Find the number of normals that can be drawn through the point $(0,\frac12)$ to the ellipse $\frac{x^2}2+y^2=1$
My Attempt:
Normal equation is $\frac{\sqrt2x}{\cos\theta}-\frac y{\sin\theta}=1$, if $\theta$ is the eccentric angle of a point on the ellipse.
It passes through $(0,\frac12)$. So, $-\frac1{2\sin\theta}=1\implies\sin\theta=-\frac12\implies$ the point lies in 3rd or 4th quadrant.

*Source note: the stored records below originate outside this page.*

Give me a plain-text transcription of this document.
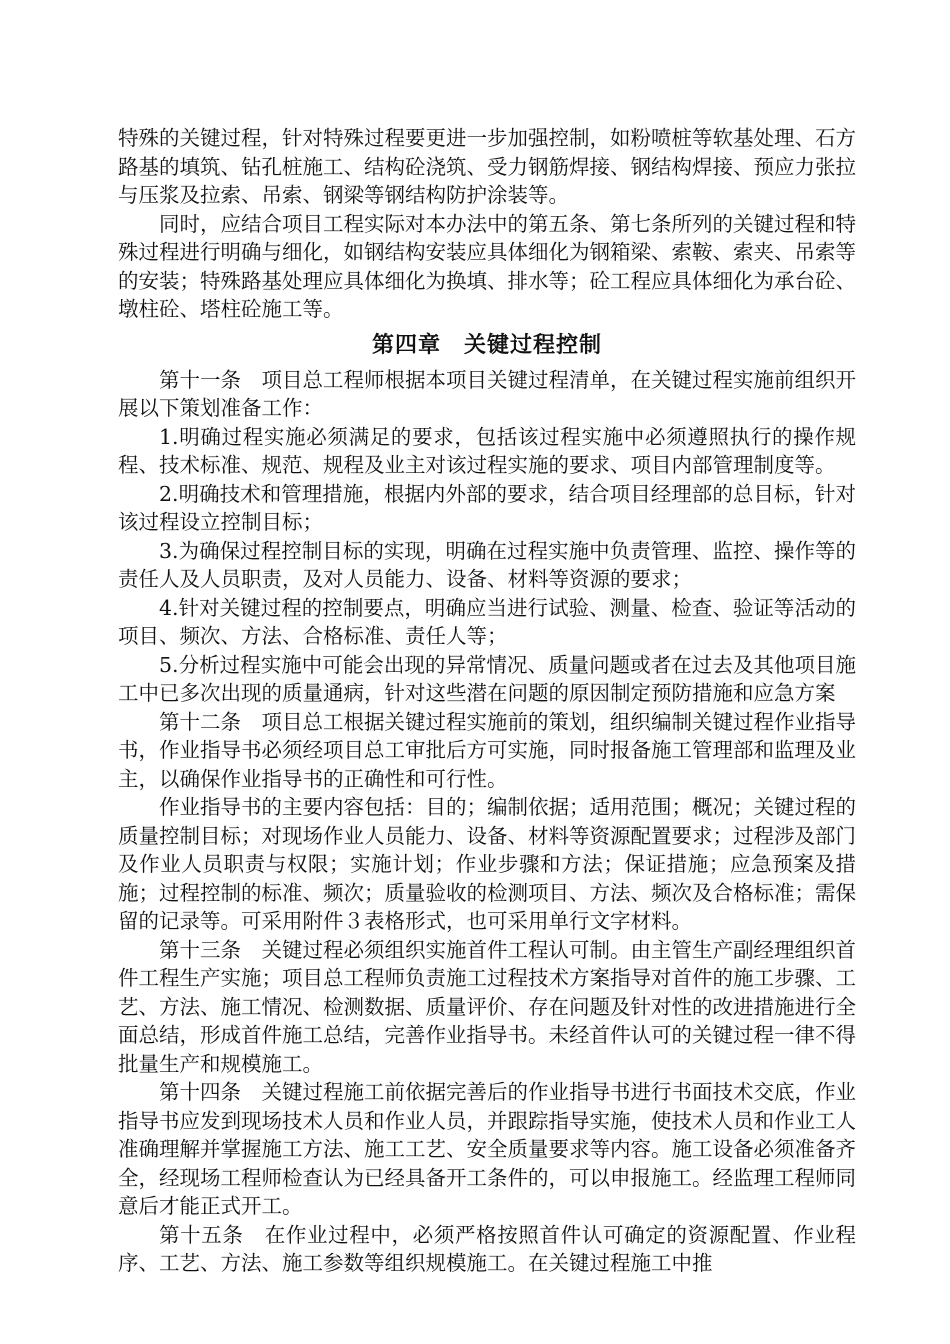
特殊的关键过程，针对特殊过程要更进一步加强控制，如粉喷桩等软基处理、石方路基的填筑、钻孔桩施工、结构砼浇筑、受力钢筋焊接、钢结构焊接、预应力张拉与压浆及拉索、吊索、钢梁等钢结构防护涂装等。

同时，应结合项目工程实际对本办法中的第五条、第七条所列的关键过程和特殊过程进行明确与细化，如钢结构安装应具体细化为钢箱梁、索鞍、索夹、吊索等的安装；特殊路基处理应具体细化为换填、排水等；砼工程应具体细化为承台砼、墩柱砼、塔柱砼施工等。

第四章　关键过程控制

第十一条　项目总工程师根据本项目关键过程清单，在关键过程实施前组织开展以下策划准备工作：

1.明确过程实施必须满足的要求，包括该过程实施中必须遵照执行的操作规程、技术标准、规范、规程及业主对该过程实施的要求、项目内部管理制度等。

2.明确技术和管理措施，根据内外部的要求，结合项目经理部的总目标，针对该过程设立控制目标；

3.为确保过程控制目标的实现，明确在过程实施中负责管理、监控、操作等的责任人及人员职责，及对人员能力、设备、材料等资源的要求；

4.针对关键过程的控制要点，明确应当进行试验、测量、检查、验证等活动的项目、频次、方法、合格标准、责任人等；

5.分析过程实施中可能会出现的异常情况、质量问题或者在过去及其他项目施工中已多次出现的质量通病，针对这些潜在问题的原因制定预防措施和应急方案

第十二条　项目总工根据关键过程实施前的策划，组织编制关键过程作业指导书，作业指导书必须经项目总工审批后方可实施，同时报备施工管理部和监理及业主，以确保作业指导书的正确性和可行性。

作业指导书的主要内容包括：目的；编制依据；适用范围；概况；关键过程的质量控制目标；对现场作业人员能力、设备、材料等资源配置要求；过程涉及部门及作业人员职责与权限；实施计划；作业步骤和方法；保证措施；应急预案及措施；过程控制的标准、频次；质量验收的检测项目、方法、频次及合格标准；需保留的记录等。可采用附件３表格形式，也可采用单行文字材料。

第十三条　关键过程必须组织实施首件工程认可制。由主管生产副经理组织首件工程生产实施；项目总工程师负责施工过程技术方案指导对首件的施工步骤、工艺、方法、施工情况、检测数据、质量评价、存在问题及针对性的改进措施进行全面总结，形成首件施工总结，完善作业指导书。未经首件认可的关键过程一律不得批量生产和规模施工。

第十四条　关键过程施工前依据完善后的作业指导书进行书面技术交底，作业指导书应发到现场技术人员和作业人员，并跟踪指导实施，使技术人员和作业工人准确理解并掌握施工方法、施工工艺、安全质量要求等内容。施工设备必须准备齐全，经现场工程师检查认为已经具备开工条件的，可以申报施工。经监理工程师同意后才能正式开工。

第十五条　在作业过程中，必须严格按照首件认可确定的资源配置、作业程序、工艺、方法、施工参数等组织规模施工。在关键过程施工中推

So, there are $3$ normals. (One is y-axis)
Is this correct?
Here's a more algebraic approach, avoiding the trigonometric parameterization of the ellipse. With some modifications, this method applies to a conic over any field of characteristic $\ne 2$ in which square roots exist.First we observe that the only vertical normal to the curve is the $Y$ axis, which passes through the point(0,1/2) and the only horizontal normal to the curve is the $X$ axis, which does not pass through the point (0,1/2). Let us look for other normals. By implicit differentiation, we see that the slope of the tangent line to the ellipse at the point $(x_1,y_1)$ on the ellipse is $\frac{x_1}{-2y_1}$ , so the slope of the normal line at that point is $\frac{2y_1}{x_1}$. Note that we have already looked at the horizontal and vertical cases, so we can assume $x_1,y_1 \ne 0.$ The equation of the normal line is $$y-y_1=\frac{2y_1}{x_1}(x-x_1)$$. This line must pass through $(0,\frac{1}{2})$, so $$\frac{1}{2}-y_1=\frac{2y_1}{x_1}(-x_1)$$ $$=-2y_1.$$ Hence, $y_1=-\frac{1}{2}$. Since $(x_1,y_1)$ lies on the conic $$\frac{x^2}{2}+y^2=1,$$ we have $$\frac{x_1^2}{2}+\frac{1}{4}=1$$. Thus, $\frac{x_1^2}{2}=\frac{3}{4}, x_1= \pm \sqrt{\frac{3}{2}}.$ Thus a non-vertical normal to the conic through $(0,\frac{1}{2})$ passes through $(\sqrt{\frac{3}{2}},-\frac{1}{2})$ or $(-\sqrt{\frac{3}{2}},-\frac{1}{2})$, i.e. there are 3 normals to the conic.